L’Occidente deve sopportare il peso e le conseguenze di un errore fatale: aver creduto di poter separare la psiche, l’anima, dal corpo, demonizzato e bruciato nei roghi come tristemente sappiamo, e si trattava in gran parte di corpi di donne. È doveroso ricordarlo di fronte a una silloge che celebra l’amore, nel quale il corpo e il desiderio che lo abita ritrovano il posto che loro spetta: In canto a te di Lucianna Argentino (Samuele editore, 2019, pp. 99) con prefazione di Gabriella Musetti.
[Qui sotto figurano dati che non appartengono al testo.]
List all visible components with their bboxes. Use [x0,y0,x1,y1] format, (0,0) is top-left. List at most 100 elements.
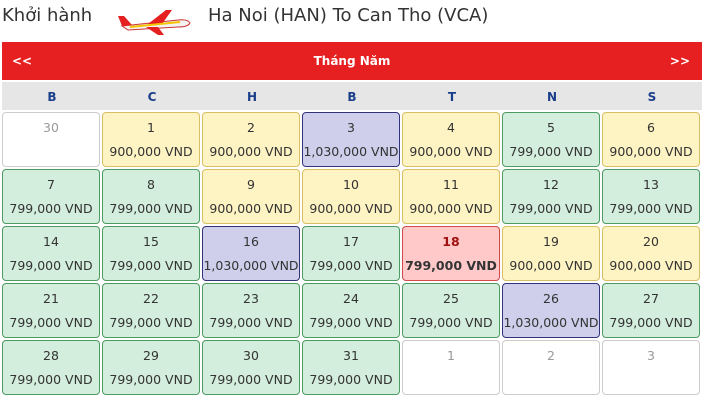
day-number: 22 [143,291,159,306]
day-number: 31 [343,348,359,363]
fare-price: 1,030,000 VND [303,144,399,159]
day-number: 23 [243,291,259,306]
fare-price: 799,000 VND [9,258,93,273]
day-cell[interactable]: 23 799,000 VND [202,283,300,338]
day-number: 26 [543,291,559,306]
day-number: 29 [143,348,159,363]
weekday-label: H [246,90,258,104]
day-number: 13 [643,177,659,192]
day-number: 18 [442,234,460,249]
day-cell[interactable]: 2 900,000 VND [202,112,300,167]
day-cell[interactable]: 5 799,000 VND [502,112,600,167]
fare-price: 1,030,000 VND [503,315,599,330]
fare-price: 900,000 VND [409,201,493,216]
fare-price: 799,000 VND [309,315,393,330]
fare-price: 900,000 VND [509,258,593,273]
day-cell[interactable]: 8 799,000 VND [102,169,200,224]
month-title: Tháng Năm [313,54,391,68]
day-cell[interactable]: 30 799,000 VND [202,340,300,395]
fare-price: 900,000 VND [209,144,293,159]
fare-price: 900,000 VND [309,201,393,216]
day-number: 28 [43,348,59,363]
day-cell[interactable]: 13 799,000 VND [602,169,700,224]
day-cell[interactable]: 4 900,000 VND [402,112,500,167]
day-cell[interactable]: 9 900,000 VND [202,169,300,224]
fare-price: 1,030,000 VND [203,258,299,273]
weekday-label: S [647,90,657,104]
day-number: 3 [347,120,355,135]
airline-logo [118,10,191,35]
day-cell[interactable]: 19 900,000 VND [502,226,600,281]
fare-price: 799,000 VND [209,372,293,387]
fare-price: 900,000 VND [409,144,493,159]
day-cell[interactable]: 12 799,000 VND [502,169,600,224]
day-cell[interactable]: 10 900,000 VND [302,169,400,224]
day-number: 2 [547,348,555,363]
day-cell[interactable]: 14 799,000 VND [2,226,100,281]
day-cell: 1 [402,340,500,395]
day-cell[interactable]: 24 799,000 VND [302,283,400,338]
day-cell[interactable]: 28 799,000 VND [2,340,100,395]
day-number: 11 [443,177,459,192]
fare-price: 799,000 VND [9,372,93,387]
day-cell[interactable]: 16 1,030,000 VND [202,226,300,281]
day-cell: 3 [602,340,700,395]
day-number: 7 [47,177,55,192]
fare-price: 900,000 VND [609,258,693,273]
fare-price: 799,000 VND [509,201,593,216]
day-number: 4 [447,120,455,135]
day-number: 10 [343,177,359,192]
day-cell[interactable]: 11 900,000 VND [402,169,500,224]
day-number: 24 [343,291,359,306]
day-cell[interactable]: 25 799,000 VND [402,283,500,338]
day-cell[interactable]: 1 900,000 VND [102,112,200,167]
day-cell[interactable]: 17 799,000 VND [302,226,400,281]
day-cell[interactable]: 29 799,000 VND [102,340,200,395]
fare-price: 799,000 VND [405,258,497,273]
fare-price: 799,000 VND [9,315,93,330]
day-cell[interactable]: 3 1,030,000 VND [302,112,400,167]
day-number: 1 [147,120,155,135]
day-number: 21 [43,291,59,306]
day-number: 12 [543,177,559,192]
day-cell[interactable]: 26 1,030,000 VND [502,283,600,338]
day-number: 19 [543,234,559,249]
day-number: 2 [247,120,255,135]
fare-price: 799,000 VND [609,315,693,330]
day-number: 14 [43,234,59,249]
fare-price: 799,000 VND [9,201,93,216]
day-number: 9 [247,177,255,192]
weekday-label: C [147,90,157,104]
day-cell[interactable]: 20 900,000 VND [602,226,700,281]
day-number: 1 [447,348,455,363]
route-title: Ha Noi (HAN) To Can Tho (VCA) [208,5,489,26]
fare-price: 799,000 VND [509,144,593,159]
fare-price: 799,000 VND [109,201,193,216]
day-cell[interactable]: 15 799,000 VND [102,226,200,281]
day-cell[interactable]: 27 799,000 VND [602,283,700,338]
day-cell[interactable]: 22 799,000 VND [102,283,200,338]
next-button[interactable]: >> [669,54,690,68]
day-number: 30 [43,120,59,135]
weekday-label: B [347,90,357,104]
day-cell[interactable]: 7 799,000 VND [2,169,100,224]
month-bar: << Tháng Năm >> [2,42,702,80]
fare-price: 799,000 VND [209,315,293,330]
fare-price: 799,000 VND [109,315,193,330]
day-cell[interactable]: 21 799,000 VND [2,283,100,338]
day-number: 5 [547,120,555,135]
prev-button[interactable]: << [12,54,33,68]
day-cell[interactable]: 31 799,000 VND [302,340,400,395]
day-cell[interactable]: 6 900,000 VND [602,112,700,167]
day-number: 3 [647,348,655,363]
fare-price: 900,000 VND [109,144,193,159]
header-label: Khởi hành [2,5,93,26]
day-number: 30 [243,348,259,363]
weekday-label: T [447,90,457,104]
fare-price: 900,000 VND [209,201,293,216]
day-number: 15 [143,234,159,249]
day-cell[interactable]: 18 799,000 VND [402,226,500,281]
day-number: 27 [643,291,659,306]
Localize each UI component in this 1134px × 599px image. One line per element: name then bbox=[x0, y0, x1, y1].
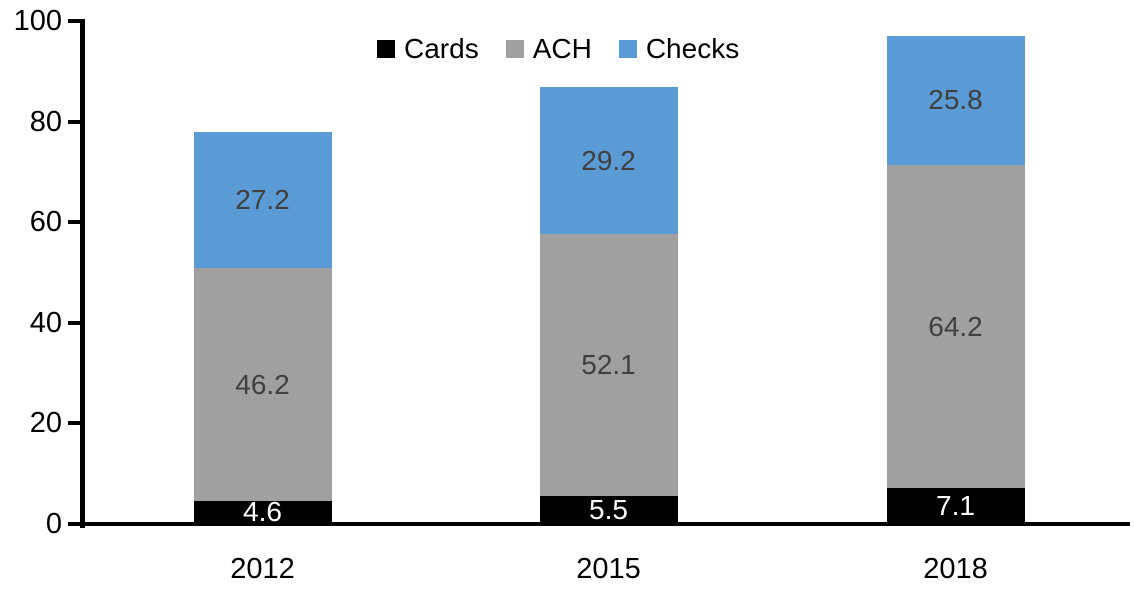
y-axis-tick-label: 0 bbox=[45, 508, 62, 540]
y-axis-tick-label: 100 bbox=[13, 5, 62, 37]
legend-swatch-checks bbox=[618, 40, 637, 58]
x-axis-line bbox=[80, 522, 1130, 526]
data-label-cards-2015: 5.5 bbox=[589, 494, 628, 526]
legend-label-checks: Checks bbox=[645, 33, 740, 64]
legend: Cards ACH Checks bbox=[377, 35, 739, 63]
legend-label-ach: ACH bbox=[532, 33, 592, 64]
legend-swatch-ach bbox=[505, 40, 524, 58]
y-axis-tick-label: 40 bbox=[29, 306, 62, 339]
x-axis-label-2018: 2018 bbox=[923, 553, 988, 585]
y-axis-tick bbox=[68, 220, 80, 225]
y-axis-tick bbox=[68, 320, 80, 325]
y-axis-tick bbox=[68, 421, 80, 426]
data-label-checks-2018: 25.8 bbox=[928, 84, 983, 116]
legend-item-ach: ACH bbox=[505, 33, 592, 64]
data-label-checks-2012: 27.2 bbox=[235, 184, 290, 216]
y-axis-tick-label: 80 bbox=[29, 105, 62, 138]
legend-item-cards: Cards bbox=[377, 35, 479, 63]
x-axis-label-2012: 2012 bbox=[230, 553, 295, 585]
segment-checks-2015: 29.2 bbox=[539, 87, 678, 235]
y-axis-tick-label: 60 bbox=[29, 206, 62, 239]
segment-ach-2015: 52.1 bbox=[539, 234, 678, 497]
data-label-checks-2015: 29.2 bbox=[581, 144, 636, 176]
segment-checks-2012: 27.2 bbox=[193, 131, 332, 269]
data-label-ach-2012: 46.2 bbox=[235, 368, 290, 400]
y-axis-tick bbox=[68, 119, 80, 124]
legend-label-cards: Cards bbox=[404, 33, 479, 64]
y-axis-line bbox=[80, 19, 85, 528]
y-axis-tick-label: 20 bbox=[29, 407, 62, 440]
segment-ach-2012: 46.2 bbox=[193, 268, 332, 501]
data-label-cards-2018: 7.1 bbox=[936, 490, 975, 522]
segment-cards-2012: 4.6 bbox=[193, 496, 332, 528]
segment-checks-2018: 25.8 bbox=[886, 35, 1025, 166]
data-label-ach-2015: 52.1 bbox=[581, 349, 636, 381]
legend-item-checks: Checks bbox=[618, 33, 740, 64]
data-label-ach-2018: 64.2 bbox=[928, 310, 983, 342]
y-axis-tick bbox=[68, 19, 80, 23]
segment-cards-2018: 7.1 bbox=[886, 488, 1025, 524]
x-axis-label-2015: 2015 bbox=[576, 553, 641, 585]
legend-swatch-cards bbox=[377, 40, 395, 58]
data-label-cards-2012: 4.6 bbox=[243, 496, 282, 528]
segment-ach-2018: 64.2 bbox=[886, 165, 1025, 489]
y-axis-tick bbox=[68, 522, 80, 526]
segment-cards-2015: 5.5 bbox=[539, 494, 678, 526]
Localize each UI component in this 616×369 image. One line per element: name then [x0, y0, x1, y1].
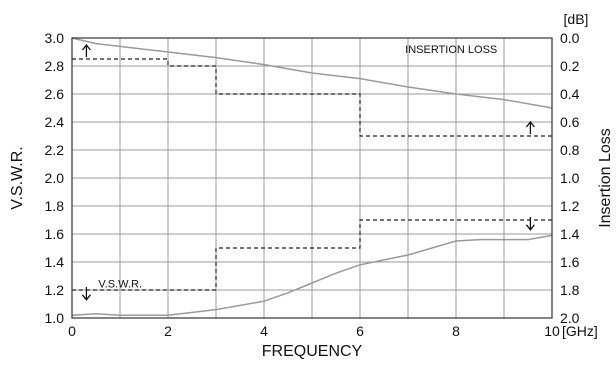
series-line: [71, 37, 553, 109]
x-tick-label: 6: [356, 323, 364, 339]
insertion-loss-annotation: INSERTION LOSS: [405, 44, 497, 56]
series-layer: [71, 37, 553, 316]
x-axis-label: FREQUENCY: [262, 343, 363, 360]
insertion-loss-arrow-head: [81, 43, 91, 51]
tick-labels: 0 2 4 6 8 10 [GHz] 1.0 1.2 1.4 1.6 1.8 2.0 2.2 2.4 2.6 2…: [45, 30, 598, 339]
y-right-tick-label: 0.0: [560, 30, 580, 46]
plot-frame: [71, 37, 553, 319]
y-left-tick-label: 1.2: [45, 282, 65, 298]
vswr-arrow-head: [525, 224, 535, 231]
y-left-tick-label: 2.6: [45, 86, 65, 102]
y-right-tick-label: 0.2: [560, 58, 580, 74]
vswr-arrow-head: [81, 294, 91, 301]
y-left-tick-label: 2.0: [45, 170, 65, 186]
series-line: [71, 234, 553, 316]
y-right-tick-label: 1.6: [560, 254, 580, 270]
y-axis-left-label: V.S.W.R.: [9, 146, 26, 209]
limit-line: [72, 58, 552, 137]
y-left-tick-label: 2.2: [45, 142, 65, 158]
vswr-annotation: V.S.W.R.: [98, 279, 142, 291]
y-right-tick-label: 1.8: [560, 282, 580, 298]
x-tick-label: 4: [260, 323, 268, 339]
y-right-tick-label: 0.6: [560, 114, 580, 130]
y-right-tick-label: 1.4: [560, 226, 580, 242]
limit-arrows: [81, 43, 535, 301]
y-left-tick-label: 2.4: [45, 114, 65, 130]
y-right-tick-label: 2.0: [560, 310, 580, 326]
y-right-tick-label: 1.0: [560, 170, 580, 186]
x-axis-unit: [GHz]: [562, 323, 598, 339]
x-tick-label: 2: [164, 323, 172, 339]
y-left-tick-label: 2.8: [45, 58, 65, 74]
insertion-loss-arrow-head: [525, 120, 535, 128]
y-axis-right-label: Insertion Loss: [597, 128, 614, 228]
right-axis-unit: [dB]: [564, 11, 589, 27]
x-tick-label: 8: [452, 323, 460, 339]
limit-line: [72, 219, 552, 291]
y-right-tick-label: 0.8: [560, 142, 580, 158]
grid: [72, 38, 552, 318]
y-left-tick-label: 1.4: [45, 254, 65, 270]
y-left-tick-label: 1.6: [45, 226, 65, 242]
y-right-tick-label: 1.2: [560, 198, 580, 214]
y-left-tick-label: 1.8: [45, 198, 65, 214]
x-tick-label: 0: [68, 323, 76, 339]
y-left-tick-label: 3.0: [45, 30, 65, 46]
x-tick-label: 10: [544, 323, 560, 339]
y-right-tick-label: 0.4: [560, 86, 580, 102]
y-left-tick-label: 1.0: [45, 310, 65, 326]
La scissione comporta la negazione della parte svalutata, il femminile, oltre a una dolorosa reificazione pervasiva di tutti gli ambiti dell’esistenza, tutto cioè diventa “cosa”, materia inanimata, dal lavoro umano ai sentimenti, alle pulsioni. È una festa del cuore e della mente quindi leggere:
“Strega folle brucio sul rogo del suo corpo,
sfavillo felice sotto il crepitìo delle sue mani
ardo di sapienza verticale
nella combustione dell’abbraccio esotermico
– lui il legno io la pietra focaia.
Danzo il sabba senza giudizio
attorno al fuoco mistico del noi veggente
l’estasi terrena – io e lui complici
nell’infinita scienza della carne.”
Il libro, con una scrittura limpidissima e la verità di chi ha compiuto un cammino per raggiungerla, può essere accostato alla grande stagione della cultura e della poesia rinascimentale – infatti in esergo troviamo alcuni versi di Gaspara Stampa – tempo in cui alla corte di Lorenzo il Magnifico tornavano il “paganesimo”, la sacralità del corpo, l’antichità classica secondo la quale ogni cosa era piena di dei (Talete).
Ma l’amore per la poetessa si sposa splendidamente anche con i sentimenti dei mistici cristiani assimilati al suo discorso amoroso particolare e pure universale (Angela da Foligno, anch’essa citata) e con episodi evangelici, per esempio la scena dell’emorroissa guarita per aver toccato le vesti del divino Maestro. Anche l’amore è una ferita che il corpo dell’amato sana.
La “gazzella d’occidente”, benedetta dall’uomo nella fusione del corpo-anima, può raccontare all’uomo il mondo, la città anche nei suoi aspetti più penosi, i mendicanti sotto i ponti, oltre che la bellezza e la vita che pulsa ovunque. È un dare e un ricevere simultaneo, un rispecchiamento.